Politique

Maroc : Habib El Malki à la Chambre des représentants, un sacre inespéré

Membre de l’USFP, il a été ministre de l’Agriculture en 1998, puis de l’Éducation nationale en 2002. © STR/AFP

Depuis le 16 janvier, il est le nouveau président de la Chambre des représentants du Maroc. Et le troisième plus haut responsable du royaume.

Dans le club des socialistes, il a patiemment attendu son tour pour connaître le sacre. Habib El Malki, 71 ans, a été élu ce 16 janvier président de la Chambre des représentants. Un perchoir inespéré sachant que son parti, l’Union socialiste des forces populaires (USFP), ne compte que 20 députés sur les 395 de l’hémicycle. Pourtant, malgré l’absence du parti de l’Istiqlal (38 sièges), qui s’est retiré de la séance, l’abstention des élus PJD (125), le candidat de l’USFP est parvenu à rassembler les 198 voix nécessaires à son élection.

« L’urgence d’adopter l’acte constitutif de l’Union africaine, combinée aux tractations compliquées de la formation d’une majorité ont fait de Habib El Malki un candidat par défaut, analyse un élu de gauche. Il devrait juste assurer l’intérim pour deux ans, le temps de renouveler le bureau du Parlement à mi-mandat. »

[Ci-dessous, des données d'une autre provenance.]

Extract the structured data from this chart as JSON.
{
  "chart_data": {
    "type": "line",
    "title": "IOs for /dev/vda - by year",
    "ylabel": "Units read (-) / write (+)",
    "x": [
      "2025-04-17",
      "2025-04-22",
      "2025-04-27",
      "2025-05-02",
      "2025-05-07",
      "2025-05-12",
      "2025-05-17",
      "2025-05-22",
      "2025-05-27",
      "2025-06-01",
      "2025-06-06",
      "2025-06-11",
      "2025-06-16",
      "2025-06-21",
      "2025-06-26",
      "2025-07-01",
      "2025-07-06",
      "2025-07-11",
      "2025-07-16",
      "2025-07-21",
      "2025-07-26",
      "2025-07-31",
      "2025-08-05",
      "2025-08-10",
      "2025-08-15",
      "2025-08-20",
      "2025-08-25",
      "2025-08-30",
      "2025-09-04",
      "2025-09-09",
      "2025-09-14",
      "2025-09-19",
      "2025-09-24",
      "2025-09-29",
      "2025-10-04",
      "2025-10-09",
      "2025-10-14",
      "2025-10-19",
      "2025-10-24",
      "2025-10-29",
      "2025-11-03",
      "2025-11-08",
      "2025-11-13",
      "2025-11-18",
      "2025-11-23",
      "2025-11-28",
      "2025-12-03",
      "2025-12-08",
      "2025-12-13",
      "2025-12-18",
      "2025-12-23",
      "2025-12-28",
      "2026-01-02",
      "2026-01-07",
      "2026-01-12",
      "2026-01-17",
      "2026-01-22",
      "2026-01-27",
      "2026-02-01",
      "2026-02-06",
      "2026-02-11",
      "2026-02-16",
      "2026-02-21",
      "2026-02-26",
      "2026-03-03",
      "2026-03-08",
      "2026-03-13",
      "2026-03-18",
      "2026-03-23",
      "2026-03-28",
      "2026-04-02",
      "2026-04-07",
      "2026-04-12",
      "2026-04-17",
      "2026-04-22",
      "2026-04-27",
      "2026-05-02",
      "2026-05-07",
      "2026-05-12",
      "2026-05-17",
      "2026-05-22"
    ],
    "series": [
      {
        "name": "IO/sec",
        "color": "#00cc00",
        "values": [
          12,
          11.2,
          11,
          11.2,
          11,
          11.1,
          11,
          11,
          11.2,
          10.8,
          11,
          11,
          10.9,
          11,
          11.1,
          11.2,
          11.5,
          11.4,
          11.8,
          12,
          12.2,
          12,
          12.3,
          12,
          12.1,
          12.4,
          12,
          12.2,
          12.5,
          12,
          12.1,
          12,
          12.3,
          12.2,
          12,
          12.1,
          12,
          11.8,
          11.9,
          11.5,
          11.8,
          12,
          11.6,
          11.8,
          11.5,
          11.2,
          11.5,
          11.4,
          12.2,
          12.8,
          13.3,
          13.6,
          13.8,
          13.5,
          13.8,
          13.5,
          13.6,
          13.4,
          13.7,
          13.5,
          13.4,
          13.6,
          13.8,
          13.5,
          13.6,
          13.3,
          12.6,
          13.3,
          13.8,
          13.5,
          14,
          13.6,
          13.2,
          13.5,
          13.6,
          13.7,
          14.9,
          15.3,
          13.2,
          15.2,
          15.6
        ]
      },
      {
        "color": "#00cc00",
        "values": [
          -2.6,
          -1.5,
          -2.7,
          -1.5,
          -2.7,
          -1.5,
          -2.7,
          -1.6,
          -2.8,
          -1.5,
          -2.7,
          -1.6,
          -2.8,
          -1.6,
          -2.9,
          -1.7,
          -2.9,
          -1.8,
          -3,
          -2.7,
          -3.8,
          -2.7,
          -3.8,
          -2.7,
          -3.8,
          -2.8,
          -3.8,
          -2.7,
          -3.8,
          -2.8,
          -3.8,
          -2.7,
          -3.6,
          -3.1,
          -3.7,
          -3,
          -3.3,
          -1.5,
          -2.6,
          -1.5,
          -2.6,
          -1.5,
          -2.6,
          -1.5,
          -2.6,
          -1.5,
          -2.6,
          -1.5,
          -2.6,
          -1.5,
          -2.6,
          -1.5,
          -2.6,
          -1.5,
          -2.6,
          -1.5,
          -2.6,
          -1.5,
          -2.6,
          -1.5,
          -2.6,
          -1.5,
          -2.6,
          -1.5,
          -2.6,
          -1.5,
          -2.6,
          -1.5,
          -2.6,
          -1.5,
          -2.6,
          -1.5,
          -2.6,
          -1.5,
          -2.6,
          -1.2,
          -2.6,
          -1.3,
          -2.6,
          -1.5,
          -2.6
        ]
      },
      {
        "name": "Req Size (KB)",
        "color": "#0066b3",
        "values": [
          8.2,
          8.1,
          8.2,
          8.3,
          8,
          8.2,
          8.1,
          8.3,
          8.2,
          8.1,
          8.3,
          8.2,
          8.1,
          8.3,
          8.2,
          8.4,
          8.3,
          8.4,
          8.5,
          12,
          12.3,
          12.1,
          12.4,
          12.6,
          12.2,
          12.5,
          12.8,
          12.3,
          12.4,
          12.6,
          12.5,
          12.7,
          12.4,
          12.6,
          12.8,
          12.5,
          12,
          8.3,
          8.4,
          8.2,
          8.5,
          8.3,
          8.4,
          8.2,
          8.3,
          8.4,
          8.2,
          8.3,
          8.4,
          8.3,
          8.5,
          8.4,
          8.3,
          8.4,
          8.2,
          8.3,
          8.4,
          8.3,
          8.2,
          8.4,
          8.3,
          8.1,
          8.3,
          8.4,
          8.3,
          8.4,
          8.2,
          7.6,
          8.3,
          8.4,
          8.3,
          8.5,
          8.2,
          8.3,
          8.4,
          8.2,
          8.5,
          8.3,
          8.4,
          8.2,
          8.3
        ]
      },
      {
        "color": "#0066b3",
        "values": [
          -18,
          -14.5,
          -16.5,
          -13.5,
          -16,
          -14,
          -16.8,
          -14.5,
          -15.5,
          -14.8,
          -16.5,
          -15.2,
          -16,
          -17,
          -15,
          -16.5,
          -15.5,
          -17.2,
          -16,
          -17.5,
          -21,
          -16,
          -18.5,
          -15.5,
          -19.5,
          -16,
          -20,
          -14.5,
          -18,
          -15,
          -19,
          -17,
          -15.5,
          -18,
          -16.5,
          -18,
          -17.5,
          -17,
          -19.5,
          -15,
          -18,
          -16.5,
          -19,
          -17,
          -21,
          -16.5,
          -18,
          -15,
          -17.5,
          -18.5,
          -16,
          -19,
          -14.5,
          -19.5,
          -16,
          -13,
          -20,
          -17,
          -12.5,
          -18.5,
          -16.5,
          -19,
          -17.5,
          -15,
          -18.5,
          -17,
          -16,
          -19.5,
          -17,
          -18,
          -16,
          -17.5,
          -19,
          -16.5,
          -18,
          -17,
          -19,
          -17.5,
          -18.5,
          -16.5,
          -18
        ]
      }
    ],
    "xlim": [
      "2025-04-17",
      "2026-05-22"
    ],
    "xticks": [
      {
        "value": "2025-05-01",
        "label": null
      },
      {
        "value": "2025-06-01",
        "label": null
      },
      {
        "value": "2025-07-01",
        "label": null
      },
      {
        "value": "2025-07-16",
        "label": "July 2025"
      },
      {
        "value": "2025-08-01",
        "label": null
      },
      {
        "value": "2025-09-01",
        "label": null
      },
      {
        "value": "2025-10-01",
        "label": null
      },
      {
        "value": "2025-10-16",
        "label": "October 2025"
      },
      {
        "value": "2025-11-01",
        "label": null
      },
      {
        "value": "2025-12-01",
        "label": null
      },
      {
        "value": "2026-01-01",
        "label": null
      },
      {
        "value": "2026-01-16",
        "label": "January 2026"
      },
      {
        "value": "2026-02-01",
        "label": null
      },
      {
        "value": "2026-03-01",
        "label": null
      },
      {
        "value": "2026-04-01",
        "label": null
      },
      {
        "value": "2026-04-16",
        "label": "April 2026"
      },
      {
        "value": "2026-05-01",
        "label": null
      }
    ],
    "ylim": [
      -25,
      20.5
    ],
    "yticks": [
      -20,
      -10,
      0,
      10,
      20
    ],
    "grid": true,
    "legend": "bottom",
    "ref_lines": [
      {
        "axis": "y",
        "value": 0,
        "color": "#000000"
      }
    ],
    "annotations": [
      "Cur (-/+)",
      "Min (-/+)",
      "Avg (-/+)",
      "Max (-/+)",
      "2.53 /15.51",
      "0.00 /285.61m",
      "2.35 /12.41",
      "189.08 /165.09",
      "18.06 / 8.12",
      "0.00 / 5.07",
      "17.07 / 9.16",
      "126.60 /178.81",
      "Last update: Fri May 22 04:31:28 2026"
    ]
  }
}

Revenu après un long silence en politique

Économiste de formation, « Lahbib », comme le surnomment ses camarades socialistes, est issu d’une famille de notables de Bejaâd (province de Khouribga) – son fief électoral, où il en est à son cinquième mandat. Repéré en 1991 par Hassan II, il avait été nommé président du Conseil national de la jeunesse et de l’avenir (CNJA), à une époque où le monarque négociait avec la Koutla, l’alliance qui s’était constituée entre l’Istiqlal et des partis de gauche (dont l’USFP). Avec l’avènement du gouvernement d’alternance en 1998, El Malki a décroché son premier maroquin ministériel à l’Agriculture, avant de basculer à l’Éducation nationale durant le mandat de Driss Jettou en 2002.

Depuis, le fondateur du Centre marocain de la conjoncture a quasi disparu des écrans radars, et sa tentative de briguer le poste de premier secrétaire de l’USFP en 2012 avait été un fiasco. Cinq ans plus tard, les circonstances lui permettent de décrocher le Graal : le poste de troisième plus haut responsable du royaume.